Your task is to create a Java/Python program which reads a text file where each line contains the coordinates of a multidimensional point, and then looks for the closest pair of points in the file. If the program has found the closest pair of points, it should output the line numbers of the two closest points.
The text file contains one point per line. The coordinate values are separated by a tabulator character. The coordinate values are not necessarily integers. In case of a floating point coordinate value the decimal separator is a period.
Git, Maven 3, JDK 1.8.
After fetching the source (git clone https://github.com/torzsmokus/closest-pair.git
), run mvn clean install
for building, mvn test
for testing and java -jar target/closest-pair-*.jar
to run the program.
If no input file is specified as an argument, the program looks for a file named points.tsv
, first in the working directory, then on the classpath (there is a default file in the jar with that name).

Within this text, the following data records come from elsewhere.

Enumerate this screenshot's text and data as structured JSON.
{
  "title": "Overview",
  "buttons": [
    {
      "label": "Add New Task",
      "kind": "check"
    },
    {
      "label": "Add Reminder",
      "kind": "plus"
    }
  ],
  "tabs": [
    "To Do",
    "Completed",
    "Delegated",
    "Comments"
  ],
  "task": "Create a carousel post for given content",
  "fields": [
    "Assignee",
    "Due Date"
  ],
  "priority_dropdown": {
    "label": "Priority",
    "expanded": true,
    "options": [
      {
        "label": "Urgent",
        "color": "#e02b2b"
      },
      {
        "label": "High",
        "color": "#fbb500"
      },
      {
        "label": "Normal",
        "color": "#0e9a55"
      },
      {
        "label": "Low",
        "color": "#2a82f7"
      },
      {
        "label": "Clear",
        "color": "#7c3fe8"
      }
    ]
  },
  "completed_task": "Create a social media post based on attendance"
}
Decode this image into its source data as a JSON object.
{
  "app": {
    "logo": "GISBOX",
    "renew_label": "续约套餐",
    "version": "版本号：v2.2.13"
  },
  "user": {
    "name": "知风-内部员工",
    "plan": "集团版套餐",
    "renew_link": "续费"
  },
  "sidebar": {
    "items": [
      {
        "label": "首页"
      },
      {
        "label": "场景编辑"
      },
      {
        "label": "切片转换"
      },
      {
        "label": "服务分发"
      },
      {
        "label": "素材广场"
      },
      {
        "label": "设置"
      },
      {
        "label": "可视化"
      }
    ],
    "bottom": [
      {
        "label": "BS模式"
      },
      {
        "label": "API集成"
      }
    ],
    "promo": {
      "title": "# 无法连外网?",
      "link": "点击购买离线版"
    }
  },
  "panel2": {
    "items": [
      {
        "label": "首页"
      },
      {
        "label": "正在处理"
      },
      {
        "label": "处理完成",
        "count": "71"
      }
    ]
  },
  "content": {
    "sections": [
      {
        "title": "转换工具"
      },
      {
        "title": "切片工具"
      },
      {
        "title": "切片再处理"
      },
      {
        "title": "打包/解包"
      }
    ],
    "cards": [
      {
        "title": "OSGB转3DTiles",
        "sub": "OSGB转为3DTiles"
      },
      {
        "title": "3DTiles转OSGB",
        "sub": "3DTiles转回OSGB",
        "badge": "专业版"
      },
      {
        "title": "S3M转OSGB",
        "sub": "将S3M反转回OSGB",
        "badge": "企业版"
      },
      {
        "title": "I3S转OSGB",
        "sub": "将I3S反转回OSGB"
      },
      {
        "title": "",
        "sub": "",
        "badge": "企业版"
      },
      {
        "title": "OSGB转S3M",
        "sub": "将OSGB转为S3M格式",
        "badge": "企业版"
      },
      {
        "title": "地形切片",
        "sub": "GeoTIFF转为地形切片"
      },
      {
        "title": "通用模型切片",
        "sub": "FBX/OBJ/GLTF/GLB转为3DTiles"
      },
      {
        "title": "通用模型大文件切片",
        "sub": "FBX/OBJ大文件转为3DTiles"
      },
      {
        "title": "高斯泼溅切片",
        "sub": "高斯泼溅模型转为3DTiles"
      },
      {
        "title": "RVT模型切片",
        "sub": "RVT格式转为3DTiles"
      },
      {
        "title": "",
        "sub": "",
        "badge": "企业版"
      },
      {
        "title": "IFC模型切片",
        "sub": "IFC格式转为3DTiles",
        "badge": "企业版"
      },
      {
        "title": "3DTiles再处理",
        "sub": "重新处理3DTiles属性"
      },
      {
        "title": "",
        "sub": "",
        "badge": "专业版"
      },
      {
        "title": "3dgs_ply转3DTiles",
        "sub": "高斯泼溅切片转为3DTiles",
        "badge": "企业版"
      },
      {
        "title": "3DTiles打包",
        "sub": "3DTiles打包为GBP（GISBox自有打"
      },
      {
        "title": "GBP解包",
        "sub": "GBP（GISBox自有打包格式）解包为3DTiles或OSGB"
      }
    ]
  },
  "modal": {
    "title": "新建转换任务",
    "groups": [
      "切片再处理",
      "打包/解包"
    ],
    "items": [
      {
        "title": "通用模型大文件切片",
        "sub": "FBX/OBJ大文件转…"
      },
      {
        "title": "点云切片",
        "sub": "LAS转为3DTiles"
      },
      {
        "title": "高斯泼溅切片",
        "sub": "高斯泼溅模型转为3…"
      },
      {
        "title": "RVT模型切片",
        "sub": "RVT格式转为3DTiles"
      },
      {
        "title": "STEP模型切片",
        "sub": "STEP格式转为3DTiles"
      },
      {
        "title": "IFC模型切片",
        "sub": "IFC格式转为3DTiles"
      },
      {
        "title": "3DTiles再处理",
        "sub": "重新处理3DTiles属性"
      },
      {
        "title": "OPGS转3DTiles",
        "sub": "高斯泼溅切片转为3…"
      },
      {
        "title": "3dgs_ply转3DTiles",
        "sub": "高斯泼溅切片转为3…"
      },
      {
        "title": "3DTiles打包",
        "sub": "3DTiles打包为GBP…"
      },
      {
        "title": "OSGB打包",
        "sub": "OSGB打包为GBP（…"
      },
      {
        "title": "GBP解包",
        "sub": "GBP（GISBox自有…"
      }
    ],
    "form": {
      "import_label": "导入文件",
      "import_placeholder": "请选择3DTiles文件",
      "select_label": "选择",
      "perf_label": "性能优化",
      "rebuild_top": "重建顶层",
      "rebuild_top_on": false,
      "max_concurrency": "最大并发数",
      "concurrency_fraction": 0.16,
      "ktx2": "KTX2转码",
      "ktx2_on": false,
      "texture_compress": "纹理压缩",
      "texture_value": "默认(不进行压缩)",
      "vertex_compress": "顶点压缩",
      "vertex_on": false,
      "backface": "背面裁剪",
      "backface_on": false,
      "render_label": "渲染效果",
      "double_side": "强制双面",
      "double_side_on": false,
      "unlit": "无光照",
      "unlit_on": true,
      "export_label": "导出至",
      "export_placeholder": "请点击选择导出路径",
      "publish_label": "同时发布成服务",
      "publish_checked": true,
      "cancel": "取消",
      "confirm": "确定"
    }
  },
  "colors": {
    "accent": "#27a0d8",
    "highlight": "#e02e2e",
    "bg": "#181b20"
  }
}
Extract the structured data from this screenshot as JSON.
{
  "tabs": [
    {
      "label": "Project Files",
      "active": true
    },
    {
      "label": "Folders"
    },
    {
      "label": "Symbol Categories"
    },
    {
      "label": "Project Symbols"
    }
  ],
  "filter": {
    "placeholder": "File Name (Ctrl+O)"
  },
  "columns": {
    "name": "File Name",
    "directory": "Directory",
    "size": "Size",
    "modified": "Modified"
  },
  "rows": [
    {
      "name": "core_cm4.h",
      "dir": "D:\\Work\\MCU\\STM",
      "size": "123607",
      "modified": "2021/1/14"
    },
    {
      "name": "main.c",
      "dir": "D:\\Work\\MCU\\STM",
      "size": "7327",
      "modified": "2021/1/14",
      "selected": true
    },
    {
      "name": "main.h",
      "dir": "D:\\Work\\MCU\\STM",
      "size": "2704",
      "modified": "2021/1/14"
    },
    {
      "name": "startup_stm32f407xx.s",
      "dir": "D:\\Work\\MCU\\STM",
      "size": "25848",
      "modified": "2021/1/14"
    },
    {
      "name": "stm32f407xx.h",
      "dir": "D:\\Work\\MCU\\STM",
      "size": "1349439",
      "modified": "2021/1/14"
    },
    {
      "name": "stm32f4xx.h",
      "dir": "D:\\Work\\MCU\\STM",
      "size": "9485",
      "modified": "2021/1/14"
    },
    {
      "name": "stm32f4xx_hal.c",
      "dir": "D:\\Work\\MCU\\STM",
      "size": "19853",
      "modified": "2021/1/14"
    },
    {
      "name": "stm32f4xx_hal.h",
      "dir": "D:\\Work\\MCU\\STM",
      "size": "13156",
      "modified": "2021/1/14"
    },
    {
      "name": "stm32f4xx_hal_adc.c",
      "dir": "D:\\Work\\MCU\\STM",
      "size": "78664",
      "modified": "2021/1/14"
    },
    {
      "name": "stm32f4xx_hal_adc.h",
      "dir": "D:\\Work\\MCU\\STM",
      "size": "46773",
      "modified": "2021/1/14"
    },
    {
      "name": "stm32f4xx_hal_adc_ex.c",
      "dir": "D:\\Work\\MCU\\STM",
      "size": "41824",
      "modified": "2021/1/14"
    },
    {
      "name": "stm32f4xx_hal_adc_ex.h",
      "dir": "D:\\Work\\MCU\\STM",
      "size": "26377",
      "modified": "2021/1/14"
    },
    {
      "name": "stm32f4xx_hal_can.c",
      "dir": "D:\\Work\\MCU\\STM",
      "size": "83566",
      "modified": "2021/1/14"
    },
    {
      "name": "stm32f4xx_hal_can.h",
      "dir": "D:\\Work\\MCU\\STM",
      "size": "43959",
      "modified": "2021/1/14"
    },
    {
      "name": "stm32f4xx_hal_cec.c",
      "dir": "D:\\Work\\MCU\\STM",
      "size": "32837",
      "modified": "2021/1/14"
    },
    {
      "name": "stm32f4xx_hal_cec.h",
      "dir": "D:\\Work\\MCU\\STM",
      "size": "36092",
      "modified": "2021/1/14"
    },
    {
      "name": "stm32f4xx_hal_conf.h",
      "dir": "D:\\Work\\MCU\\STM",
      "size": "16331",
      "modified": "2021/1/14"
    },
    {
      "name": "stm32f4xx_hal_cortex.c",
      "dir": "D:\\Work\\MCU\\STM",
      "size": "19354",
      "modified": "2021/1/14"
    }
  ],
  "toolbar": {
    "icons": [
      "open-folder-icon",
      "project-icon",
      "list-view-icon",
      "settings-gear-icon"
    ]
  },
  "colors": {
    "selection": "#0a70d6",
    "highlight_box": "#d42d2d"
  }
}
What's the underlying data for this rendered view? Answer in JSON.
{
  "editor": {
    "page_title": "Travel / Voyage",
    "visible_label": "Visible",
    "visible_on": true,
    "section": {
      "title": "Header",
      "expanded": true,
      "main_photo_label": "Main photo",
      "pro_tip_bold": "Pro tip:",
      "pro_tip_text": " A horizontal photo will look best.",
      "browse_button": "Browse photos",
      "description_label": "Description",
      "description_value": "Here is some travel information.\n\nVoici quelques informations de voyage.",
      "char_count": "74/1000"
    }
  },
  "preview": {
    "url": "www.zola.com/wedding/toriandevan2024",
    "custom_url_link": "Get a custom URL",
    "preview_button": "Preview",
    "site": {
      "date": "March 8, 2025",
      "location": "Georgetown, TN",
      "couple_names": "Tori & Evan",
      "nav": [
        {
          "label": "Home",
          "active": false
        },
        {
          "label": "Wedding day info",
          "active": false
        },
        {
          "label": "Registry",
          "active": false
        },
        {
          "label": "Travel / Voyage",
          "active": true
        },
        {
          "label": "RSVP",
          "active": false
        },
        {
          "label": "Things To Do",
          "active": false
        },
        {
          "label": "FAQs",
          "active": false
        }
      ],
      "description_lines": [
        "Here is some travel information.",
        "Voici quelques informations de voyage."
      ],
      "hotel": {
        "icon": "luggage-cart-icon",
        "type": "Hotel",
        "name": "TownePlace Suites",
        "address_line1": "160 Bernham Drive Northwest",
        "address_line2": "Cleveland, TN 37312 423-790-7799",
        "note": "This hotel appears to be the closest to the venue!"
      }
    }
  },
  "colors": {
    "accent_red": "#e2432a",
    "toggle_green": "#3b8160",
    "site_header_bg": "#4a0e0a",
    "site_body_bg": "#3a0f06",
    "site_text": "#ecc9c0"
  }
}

The specified output is printed to stdout while some debugging information appears on stderr.
The current implementation is a naïve one (compares each point once with every other). It takes O(dn²) time (for d dimensions and n sized input) asimptotically. Nevertheless, it still runs pretty fast (under a second) with the given test data.
The theoretical minimum is Ω(n log n) because the Element Uniqueness problem can be reduced to this, which is known to have that limit. (The reduction is quite trivial: if the closest pair has δ=0, the elements aren’t unique.)
It can be shown that an O(n log n) solution is possible but far from trivial.
I am currently working on a divide-and-conquer implementation that takes O( n (log n)^(d–1) ) time.